Refleksi yang disebutkan dalam ayat ini dapat dilihat sebagai suatu bentuk kognisi spiritual, di mana proses berpikir diarahkan untuk memahami makna yang lebih dalam dari hidup dan penciptaan. Penelitian juga menunjukkan bahwa orang yang memiliki kebiasaan merenung dan merefleksikan hidup mereka secara positif cenderung memiliki kesejahteraan mental yang lebih baik.
Dalam psikologi eksistensial, yang banyak dipelopori oleh tokoh seperti Viktor Frankl, ditekankan bahwa pencarian makna hidup adalah kunci untuk mencapai kesehatan jiwa yang optimal. Seringkali, penderitaan dan kebingungan hidup datang ketika seseorang kehilangan makna dalam hidupnya. Ayat yang menyebutkan "Tidaklah Engkau menciptakan ini dengan ssia-sia", mengajak kita untuk melihat setiap aspek hidup dengan kesadaran bahwa semuanya memiliki tujuan dan makna, apapun yang terjadi, bagaimanapun garis hidup yang kita jalani, pasti memiliki rahasia dan hikmah dibaliknya. Yang membuat kita selalu memiliki harapan hidup yang positif, yang pada akhirnya membuat kita selalu berserah diri kepada Allah SWT.

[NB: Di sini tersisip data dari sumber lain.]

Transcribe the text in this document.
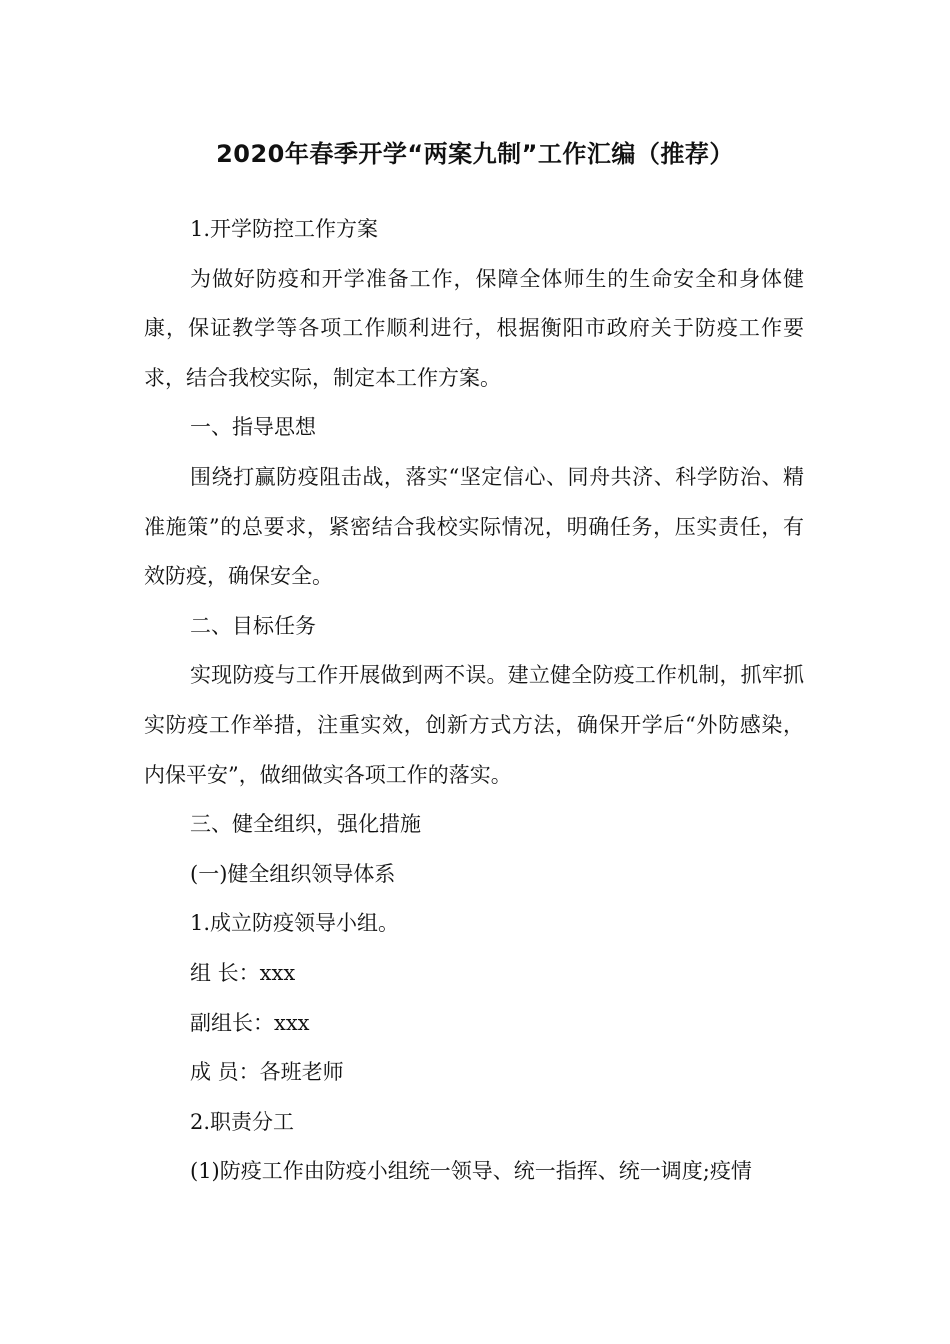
2020年春季开学“两案九制”工作汇编（推荐）

1.开学防控工作方案

为做好防疫和开学准备工作，保障全体师生的生命安全和身体健康，保证教学等各项工作顺利进行，根据衡阳市政府关于防疫工作要求，结合我校实际，制定本工作方案。

一、指导思想

围绕打赢防疫阻击战，落实“坚定信心、同舟共济、科学防治、精准施策”的总要求，紧密结合我校实际情况，明确任务，压实责任，有效防疫，确保安全。

二、目标任务

实现防疫与工作开展做到两不误。建立健全防疫工作机制，抓牢抓实防疫工作举措，注重实效，创新方式方法，确保开学后“外防感染，内保平安”，做细做实各项工作的落实。

三、健全组织，强化措施

(一)健全组织领导体系

1.成立防疫领导小组。

组 长：xxx

副组长：xxx

成 员：各班老师

2.职责分工

(1)防疫工作由防疫小组统一领导、统一指挥、统一调度;疫情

Frankl berpendapat bahwa makna hidup adalah salah satu elemen terpenting dalam menjaga kesehatan mental. QS. Ali ‘Imran memberikan perspektif yang serupa, di mana pencarian makna hidup, melalui refleksi atas ciptaan Tuhan, memberikan rasa damai yang mendalam, bahkan di tengah tantangan dan kesulitan yang kita hadapi.
Dalam psikologi Islam, manusia dipandang sebagai kesatuan antara tubuh, akal, hati, dan jiwa. Ayat ini menekankan bahwa kesehatan mental yang sesungguhnya tercapai ketika akal dan hati berjalan seiring, dengan akal yang berpikir dan hati yang merasa serta selalu mengingat Tuhan. Tafakkur dan dzikir yang disebutkan dalam ayat ini adalah proses yang tidak hanya melibatkan kecerdasan intelektual, tetapi juga kesadaran spiritual yang mendalam.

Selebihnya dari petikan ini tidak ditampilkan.